EXPOSÉ DES FAITS ET DE LA PROCÉDURE
La société Air Liquide France Industrie (la société ou l'employeur) exerce une activité de production et de distribution de gaz industriels. Elle emploie environ 2 400 salariés et applique la convention collective nationale des industries chimiques et connexes.
M. [D] [L] (le salarié) a été embauché par la société en qualité d'ouvrier polyvalent aux termes d'un contrat de travail à durée indéterminée à effet au 19 mars 1990.
Il a évolué au cours de la relation contractuelle et occupe désormais le poste de chargé de prestations et maintenance, statut agent de maîtrise et technicien.
Du 20 mai 2015 au 13 février 2019, le salarié a été titulaire d'un mandat de délégué du personnel. Depuis les dernières élections au sein de l'entreprise, il est membre suppléant du CSE.
M. [L] a été convoqué à un entretien préalable à un éventuel licenciement fixé au 4 septembre 2018 par lettre du 3 août précédent.
A l'issue de cet entretien, l'employeur lui a notifié par courrier du 24 septembre 2018, une décision de rétrogradation disciplinaire sur son ancien poste de travail chargé de service niveau 1.
Par courrier du 28 septembre 2018, le salarié a refusé de signer l'avenant.
A la suite de ce refus, la société a engagé une nouvelle procédure de licenciement en le convoquant à un nouvel entretien préalable fixé au 19 novembre 2018 par lettre du 7 novembre précédent.
Compte tenu du statut de salarié protégé de M. [L], l'employeur a sollicité le 30 novembre 2018 l'autorisation de l'inspection du travail de procéder au licenciement du salarié.
Par décision du 31 janvier 2019, l'inspecteur du travail a refusé l'autorisation de licenciement.
La société a introduit un recours hiérarchique devant la Ministre du travail le 29 mars 2019, recours reçu le 1er avril 2019.
Une décision implicite de rejet est né le 2 août 2019.
Par décision explicite du 5 août 2019, la Ministre du travail a retiré la décision implicite de rejet du 2 août 2019, a annulé la décision de l'inspectrice du travail du 31 janvier 2019, a refusé le licenciement de M. [L].
La société a convoqué le salarié à un nouvel entretien préalable à une éventuelle sanction disciplinaire fixé au 14 octobre 2019 par lettre du 25 septembre précédent.

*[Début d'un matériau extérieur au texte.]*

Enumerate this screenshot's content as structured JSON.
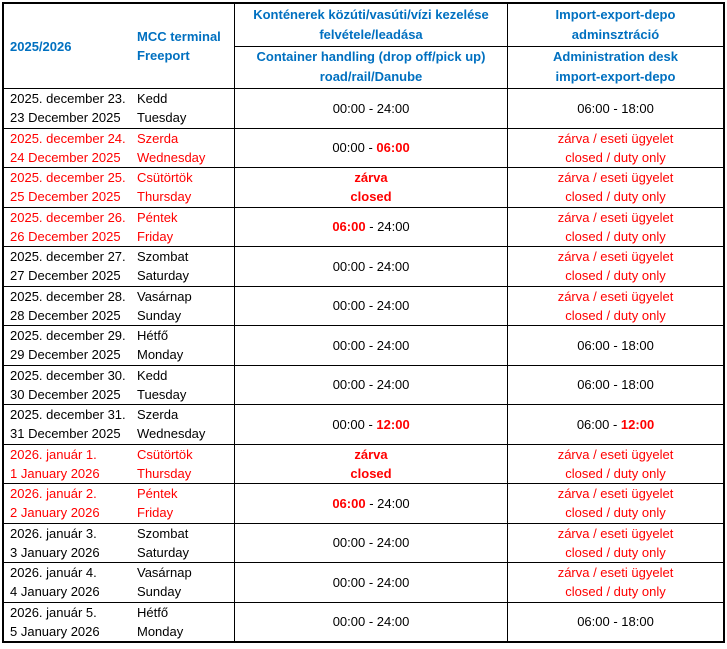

Par courrier en date du 8 novembre 2019, l'employeur a notifié au salarié une mise à pied disciplinaire de trois jours motivée comme suit :
' (...) Les faits reprochés sont les suivants :
Le 6 juillet 2018, le client [P] contactait Air Liquide Assistance, afin de signaler une situation dangereuse, suite à une intervention que vous aviez effectuée la veille, et demandait une remise en ordre rapide.
Les vérifications qui ont été menées suite à cet appel ont révélé les événements suivants:
Le 5 juillet 2018, alors que vous vous trouviez sur le site [P] de [Localité 5] pour une intervention curative, le client vous a signalé que le réchauffeur sur la centrale TERAL 23 ( mélange argon et gaz carbonique, sous pression 200 bars), que vous aviez changé lors d'une précédente intervention le 11 avril 2018, s'était arraché au niveau du filetage du clapet anti-retour que vous aviez posé.
Vous avez alors décidé de changer le clapet anti retour. Renouvelant l'erreur que vous aviez commise lors de votre intervention d'avril 2018, vous avez donc installé le même matériel dont le filetage inadéquat ne pouvait supporter la pression du réseau et avait déjà provoqué l'arrachage du matériel.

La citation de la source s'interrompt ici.